AdSP Mar Ligure Orientale, approvato il documento di pianificazione strategica

di Marco Innocenti

La presidente Roncallo: "Crediamo nella forza della pianificazione, risultato raggiunto senza seguire strade semplificate"

La Regione Liguria ha approvato il Documento di Pianificazione Strategica di Sistema del Mar Ligure Orientale. Si tratta del documento chiave che costituisce, insieme ai Piani regolatori dei singoli porti della Spezia e di Marina di Carrara, il Piano Regolatore di Sistema Portuale, previsto dall’art.5 della L. 84/94 e giunge alla fine di un iter approvativo durato quasi 18 mesi, che nel corso del tempo ha visto esprimersi, oltre al Consiglio Regionale ed alla Giunta della Regione Liguria, anche i Consigli Comunali di La Spezia, Marina di Carrara, Portovenere e Lerici, il Comitato di Gestione della AdSP, il Consiglio Regionale e la Giunta della Regione Toscana, la Conferenza dei Presidenti presso il Ministero delle Infrastrutture ed il Ministero stesso, che con le due Regioni ha condiviso il documento.

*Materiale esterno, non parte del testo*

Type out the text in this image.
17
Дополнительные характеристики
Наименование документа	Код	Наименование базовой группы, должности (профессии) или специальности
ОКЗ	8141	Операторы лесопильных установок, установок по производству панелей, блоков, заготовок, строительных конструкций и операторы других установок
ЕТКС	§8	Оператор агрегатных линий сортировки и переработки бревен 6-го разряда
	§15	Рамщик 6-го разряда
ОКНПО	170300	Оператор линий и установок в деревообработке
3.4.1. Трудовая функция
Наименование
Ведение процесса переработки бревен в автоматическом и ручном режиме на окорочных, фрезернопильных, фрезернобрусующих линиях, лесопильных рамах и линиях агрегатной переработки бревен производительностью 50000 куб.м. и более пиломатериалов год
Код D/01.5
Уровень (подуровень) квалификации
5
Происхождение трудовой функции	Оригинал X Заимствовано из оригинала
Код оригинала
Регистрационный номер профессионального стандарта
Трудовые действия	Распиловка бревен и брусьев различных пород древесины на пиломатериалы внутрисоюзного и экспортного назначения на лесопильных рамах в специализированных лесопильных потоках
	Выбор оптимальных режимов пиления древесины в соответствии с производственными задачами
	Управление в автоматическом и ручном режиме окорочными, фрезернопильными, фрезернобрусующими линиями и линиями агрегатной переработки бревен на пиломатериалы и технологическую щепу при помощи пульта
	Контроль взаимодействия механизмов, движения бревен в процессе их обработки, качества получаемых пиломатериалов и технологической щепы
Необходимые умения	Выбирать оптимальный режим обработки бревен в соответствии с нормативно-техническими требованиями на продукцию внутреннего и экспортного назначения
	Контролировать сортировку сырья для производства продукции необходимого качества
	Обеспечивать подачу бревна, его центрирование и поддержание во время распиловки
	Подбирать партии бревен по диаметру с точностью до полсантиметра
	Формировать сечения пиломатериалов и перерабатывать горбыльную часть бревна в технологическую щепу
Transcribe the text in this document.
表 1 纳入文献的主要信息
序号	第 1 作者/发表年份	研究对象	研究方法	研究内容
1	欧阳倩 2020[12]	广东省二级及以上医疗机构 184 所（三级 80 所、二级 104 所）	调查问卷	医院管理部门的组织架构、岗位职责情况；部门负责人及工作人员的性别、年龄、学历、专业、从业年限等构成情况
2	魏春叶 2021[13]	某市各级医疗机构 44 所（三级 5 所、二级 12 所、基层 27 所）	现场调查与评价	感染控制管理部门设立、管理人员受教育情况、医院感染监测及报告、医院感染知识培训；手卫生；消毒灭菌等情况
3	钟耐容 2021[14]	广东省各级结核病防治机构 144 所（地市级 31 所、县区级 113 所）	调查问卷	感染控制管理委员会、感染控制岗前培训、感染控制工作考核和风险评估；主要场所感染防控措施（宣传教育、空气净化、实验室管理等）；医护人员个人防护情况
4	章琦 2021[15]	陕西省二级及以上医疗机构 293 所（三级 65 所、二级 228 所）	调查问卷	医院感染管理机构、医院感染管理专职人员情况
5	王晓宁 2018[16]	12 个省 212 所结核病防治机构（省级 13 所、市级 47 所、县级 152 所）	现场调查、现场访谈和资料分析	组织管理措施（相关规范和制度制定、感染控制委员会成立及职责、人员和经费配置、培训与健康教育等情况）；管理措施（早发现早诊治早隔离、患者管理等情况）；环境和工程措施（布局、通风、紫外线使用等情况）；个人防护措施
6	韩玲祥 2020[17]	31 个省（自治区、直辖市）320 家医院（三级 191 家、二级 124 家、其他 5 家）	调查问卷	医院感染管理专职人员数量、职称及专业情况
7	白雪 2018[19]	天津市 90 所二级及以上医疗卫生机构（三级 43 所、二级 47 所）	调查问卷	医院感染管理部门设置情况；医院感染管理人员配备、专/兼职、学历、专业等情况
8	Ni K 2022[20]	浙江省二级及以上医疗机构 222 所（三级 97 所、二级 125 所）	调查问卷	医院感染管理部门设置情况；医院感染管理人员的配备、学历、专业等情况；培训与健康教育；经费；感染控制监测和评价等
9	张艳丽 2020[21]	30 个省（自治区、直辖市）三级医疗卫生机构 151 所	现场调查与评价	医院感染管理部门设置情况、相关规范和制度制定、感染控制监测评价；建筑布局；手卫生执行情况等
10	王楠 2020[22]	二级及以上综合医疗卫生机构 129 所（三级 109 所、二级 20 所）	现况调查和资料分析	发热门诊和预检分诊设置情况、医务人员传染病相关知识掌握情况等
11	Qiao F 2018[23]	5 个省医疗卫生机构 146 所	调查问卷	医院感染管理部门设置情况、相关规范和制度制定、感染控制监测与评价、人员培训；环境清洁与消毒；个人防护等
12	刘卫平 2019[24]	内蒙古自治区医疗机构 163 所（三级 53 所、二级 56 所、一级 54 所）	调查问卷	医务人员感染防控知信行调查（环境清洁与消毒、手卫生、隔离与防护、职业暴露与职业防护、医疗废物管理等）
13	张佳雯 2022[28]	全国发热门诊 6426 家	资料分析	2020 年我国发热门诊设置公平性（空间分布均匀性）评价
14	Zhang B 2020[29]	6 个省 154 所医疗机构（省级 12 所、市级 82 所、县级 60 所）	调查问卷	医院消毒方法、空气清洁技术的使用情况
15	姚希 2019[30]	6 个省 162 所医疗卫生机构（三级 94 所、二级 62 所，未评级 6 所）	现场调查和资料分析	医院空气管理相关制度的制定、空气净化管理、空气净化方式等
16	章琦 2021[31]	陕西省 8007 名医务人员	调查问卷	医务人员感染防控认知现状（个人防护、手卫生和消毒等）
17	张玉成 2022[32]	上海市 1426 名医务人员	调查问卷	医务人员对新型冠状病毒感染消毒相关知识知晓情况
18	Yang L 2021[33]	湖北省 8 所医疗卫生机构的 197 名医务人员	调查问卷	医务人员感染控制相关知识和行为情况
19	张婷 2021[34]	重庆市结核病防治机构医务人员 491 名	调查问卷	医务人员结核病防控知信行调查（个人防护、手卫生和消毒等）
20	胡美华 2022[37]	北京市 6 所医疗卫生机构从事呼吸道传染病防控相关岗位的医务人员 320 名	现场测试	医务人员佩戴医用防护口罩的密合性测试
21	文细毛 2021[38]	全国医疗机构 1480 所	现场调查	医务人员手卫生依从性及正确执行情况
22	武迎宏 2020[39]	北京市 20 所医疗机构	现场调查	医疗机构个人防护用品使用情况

Nella fase di redazione, inoltre, la AdSP ha acquisito le osservazioni, pur non previste dalla legge, degli stakeholders dei due porti; tra gli altri, oltre alle Pubbliche Amministrazioni  interessate, le organizzazioni sindacali, gli operatori portuali, le associazioni ambientaliste, al fine di considerare ogni aspetto nella più ampia prospettiva possibile. Il caso della AdSP del Mar Ligure Orientale è particolarmente complesso, trattandosi di un Ente i cui porti si trovano in due Regioni, ciascuna delle quali dotata di propria legge regionale sulla portualità, e di quattro comuni competenti ad esprimere il proprio parere, tre in Liguria ed uno in Toscana. Nonostante l’elevata e specifica complessità del caso, si tratta del primo DPSS approvato in Italia da quando esso è stato introdotto con il correttivo del 2017 alla legge nazionale di riforma della portualità del 2016. L’iter di approvazione non era stato, pertanto, mai esplorato nei suoi dettagli e ciò, unitamente alla crisi epidemiologica attuale, ha aggiunto ulteriori elementi di difficoltà.

 “Siamo soddisfatti del risultato raggiunto - commentano la presidente Carla Roncallo e il segretario generale Francesco Di Sarcina - perché crediamo nella forza della pianificazione, unico approccio lungimirante che dà prospettive solide di crescita ai porti nel medio e lungo termine. Non abbiamo cercato percorsi semplificati ma di minore efficacia, che pure la legge prevede, ma abbiamo da subito seguito la via principale, puntando al risultato oggi raggiunto, sicché vogliamo manifestare la nostra soddisfazione per esserci riusciti e l’orgoglio di averlo fatto per primi, pur essendo il nostro un caso di rara complessità sul piano burocratico ed in vigenza di una norma ancora troppo complicata e meritevole di semplificazione. Siamo orgogliosi inoltre di aver scritto il documento in casa, senza costi di denaro pubblico per incarichi esterni, ma solo coordinando le valide competenze del nostro personale, particolarmente quello tecnico, a cui rivolgiamo un sentito ringraziamento. Ora, possiamo finalmente lavorare per aggiornare il piano regolatore portuale di Marina di Carrara, risalente agli anni ’80, che ne ha quindi urgente bisogno, mentre quello della Spezia potrà essere aggiornato in una fase successiva".